The government can extend the benefits of the Home Ownership Campaign (HOC) to the secondary market, according to the National Property Information Center (Napic).

It can also freeze the development of stratified buildings to solve the overhang in the different segments of the real estate market.

The HOC benefits include substantial savings on stamp duty and tax exemption in home loans.

Deputy Director of Inventory at the National Property Information Center (Napic) Ari Adam said expanding the HOC into the secondary market will create a level playing field in the residential segment.

The HOC benefits are currently limited to developer units, but expanding into the secondary market will allow homeowners to reap the benefits when they sell their homes.

The HOC is expected to end on December 31, 2021.

Ari said a freeze on tiered buildings could solve the overhang in the residential and serviced segment, and purpose-built office space and shopping malls, while expanding the HOC into the secondary market will help boost residential sales.

He spoke at the 14th Malaysian Property Summit 2021 of the Malaysia Private Sector Valuers, Property Managers, Brokers and Real Estate Consultants Association (PEPS).

Ari hinted that the 2022 budget could also reveal some news regarding expansion and the potential freeze of tiered buildings.

He said the government and stakeholders need to think “out of the box” as the government expects an increase in tiered units – mainly serviced apartments – as developers try to maximize profits as the economy takes tentative steps towards reopening.

Ari, who was in Johor before the pandemic to see the situation there, said the overall overhang situation in the country is “pretty alarming and we need to think outside the box” on how to fix it.

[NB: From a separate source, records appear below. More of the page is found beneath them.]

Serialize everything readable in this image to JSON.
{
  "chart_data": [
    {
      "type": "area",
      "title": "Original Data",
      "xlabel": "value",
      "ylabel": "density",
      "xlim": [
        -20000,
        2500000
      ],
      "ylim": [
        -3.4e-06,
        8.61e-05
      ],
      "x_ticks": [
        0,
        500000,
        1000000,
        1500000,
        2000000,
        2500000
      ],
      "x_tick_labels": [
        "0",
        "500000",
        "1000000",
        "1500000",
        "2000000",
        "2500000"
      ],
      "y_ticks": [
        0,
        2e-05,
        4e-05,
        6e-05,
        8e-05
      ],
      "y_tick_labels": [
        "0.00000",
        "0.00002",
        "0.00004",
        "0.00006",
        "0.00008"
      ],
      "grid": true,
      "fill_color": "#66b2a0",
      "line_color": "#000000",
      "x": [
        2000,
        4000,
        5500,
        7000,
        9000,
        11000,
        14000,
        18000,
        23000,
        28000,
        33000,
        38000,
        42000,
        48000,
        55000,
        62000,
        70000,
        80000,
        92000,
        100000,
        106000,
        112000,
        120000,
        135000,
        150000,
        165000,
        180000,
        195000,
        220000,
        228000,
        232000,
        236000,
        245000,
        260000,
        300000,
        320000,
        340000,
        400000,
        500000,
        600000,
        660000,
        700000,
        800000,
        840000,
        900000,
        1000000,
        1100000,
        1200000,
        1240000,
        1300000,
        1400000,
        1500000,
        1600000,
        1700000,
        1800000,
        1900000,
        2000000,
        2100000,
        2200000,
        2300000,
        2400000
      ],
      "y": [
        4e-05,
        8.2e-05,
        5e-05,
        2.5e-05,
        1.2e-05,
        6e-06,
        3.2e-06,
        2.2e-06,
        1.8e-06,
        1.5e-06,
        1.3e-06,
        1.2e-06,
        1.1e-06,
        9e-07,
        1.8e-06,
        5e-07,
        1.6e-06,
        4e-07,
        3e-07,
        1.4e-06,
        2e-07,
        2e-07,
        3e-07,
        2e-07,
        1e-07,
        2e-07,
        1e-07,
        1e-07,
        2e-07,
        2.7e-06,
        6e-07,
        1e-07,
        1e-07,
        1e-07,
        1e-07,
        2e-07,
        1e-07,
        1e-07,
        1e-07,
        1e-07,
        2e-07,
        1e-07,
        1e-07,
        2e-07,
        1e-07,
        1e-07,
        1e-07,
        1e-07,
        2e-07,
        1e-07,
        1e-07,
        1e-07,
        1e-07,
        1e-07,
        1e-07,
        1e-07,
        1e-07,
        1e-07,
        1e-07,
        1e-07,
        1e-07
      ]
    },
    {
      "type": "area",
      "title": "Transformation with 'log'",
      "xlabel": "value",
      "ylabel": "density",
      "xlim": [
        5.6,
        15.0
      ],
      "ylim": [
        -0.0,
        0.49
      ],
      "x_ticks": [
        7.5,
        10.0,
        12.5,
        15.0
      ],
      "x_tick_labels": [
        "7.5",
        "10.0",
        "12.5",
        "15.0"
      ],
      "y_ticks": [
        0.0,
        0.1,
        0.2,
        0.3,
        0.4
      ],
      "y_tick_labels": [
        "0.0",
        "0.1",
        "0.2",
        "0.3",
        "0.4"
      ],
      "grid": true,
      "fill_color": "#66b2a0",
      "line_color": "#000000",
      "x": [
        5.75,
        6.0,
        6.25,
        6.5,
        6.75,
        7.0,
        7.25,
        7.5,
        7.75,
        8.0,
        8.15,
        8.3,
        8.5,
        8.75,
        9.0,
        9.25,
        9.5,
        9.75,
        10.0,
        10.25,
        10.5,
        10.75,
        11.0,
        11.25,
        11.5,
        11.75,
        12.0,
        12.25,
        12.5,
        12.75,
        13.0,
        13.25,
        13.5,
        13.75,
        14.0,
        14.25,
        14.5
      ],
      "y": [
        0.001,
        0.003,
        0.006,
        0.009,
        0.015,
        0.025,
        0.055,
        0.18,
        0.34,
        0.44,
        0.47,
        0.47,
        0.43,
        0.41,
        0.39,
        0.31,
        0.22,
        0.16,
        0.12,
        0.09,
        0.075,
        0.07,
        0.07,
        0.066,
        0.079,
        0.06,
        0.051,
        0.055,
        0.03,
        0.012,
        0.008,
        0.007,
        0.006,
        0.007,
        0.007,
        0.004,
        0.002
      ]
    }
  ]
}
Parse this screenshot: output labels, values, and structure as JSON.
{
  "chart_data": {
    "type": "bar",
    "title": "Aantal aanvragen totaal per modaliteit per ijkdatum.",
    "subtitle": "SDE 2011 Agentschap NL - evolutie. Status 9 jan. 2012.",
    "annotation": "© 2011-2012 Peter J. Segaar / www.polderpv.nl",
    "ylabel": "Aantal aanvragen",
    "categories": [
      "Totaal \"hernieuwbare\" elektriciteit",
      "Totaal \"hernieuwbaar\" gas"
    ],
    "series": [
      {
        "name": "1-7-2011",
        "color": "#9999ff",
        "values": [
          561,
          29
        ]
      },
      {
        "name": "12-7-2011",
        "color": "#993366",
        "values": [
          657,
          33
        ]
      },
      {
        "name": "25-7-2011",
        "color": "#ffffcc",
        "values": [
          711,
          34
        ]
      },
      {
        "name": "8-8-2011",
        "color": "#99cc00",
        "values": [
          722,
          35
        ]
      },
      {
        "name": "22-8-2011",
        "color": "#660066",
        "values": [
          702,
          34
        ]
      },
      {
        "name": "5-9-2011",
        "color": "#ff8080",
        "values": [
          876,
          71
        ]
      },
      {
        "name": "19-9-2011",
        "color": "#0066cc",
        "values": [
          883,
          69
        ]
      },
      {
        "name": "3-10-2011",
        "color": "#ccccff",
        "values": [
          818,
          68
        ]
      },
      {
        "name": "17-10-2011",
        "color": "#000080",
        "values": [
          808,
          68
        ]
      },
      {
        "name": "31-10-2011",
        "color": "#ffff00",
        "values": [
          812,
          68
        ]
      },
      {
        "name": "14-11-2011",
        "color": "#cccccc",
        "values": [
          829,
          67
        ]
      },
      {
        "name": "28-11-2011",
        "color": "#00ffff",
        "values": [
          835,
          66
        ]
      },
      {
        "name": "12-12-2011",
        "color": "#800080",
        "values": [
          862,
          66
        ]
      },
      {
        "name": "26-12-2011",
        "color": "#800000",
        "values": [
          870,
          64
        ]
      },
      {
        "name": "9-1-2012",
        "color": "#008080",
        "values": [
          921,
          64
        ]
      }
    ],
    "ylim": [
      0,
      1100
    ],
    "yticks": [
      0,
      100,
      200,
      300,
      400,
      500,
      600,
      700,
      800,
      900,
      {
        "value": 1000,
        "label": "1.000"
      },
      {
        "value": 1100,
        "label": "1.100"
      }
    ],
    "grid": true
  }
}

The unsold completed units – overhanging, in real estate parlance – in residential, serviced apartments and small home offices (SoHos) totaled 57,154 units, with a ringgit value of RM41.54 bil in the first half of 2021. .

Ari said the problem of overhang has been around since before the Covid-19 pandemic, but the pandemic “only reinforced the scenario”.

“As I usually say, data speaks for itself. The question is: what do we do with overhang? Shall we drop the prices?

“Maybe if we had developers (made mandatory) (to have independent feasibility and market studies), there wouldn’t be an overhang. Maybe if developers think about what people are willing or able to pay,” Ari asked.

As for office and retail space, Ari said Malaysia has never seen such a low occupancy rate for both, around 70% as it is today.

“This is the lowest ever. I don’t know if it gets worse or better. We have to find ways to take up all the space we have. There were ideas to turn it into small office centers, data centers or starter homes,” says Ari.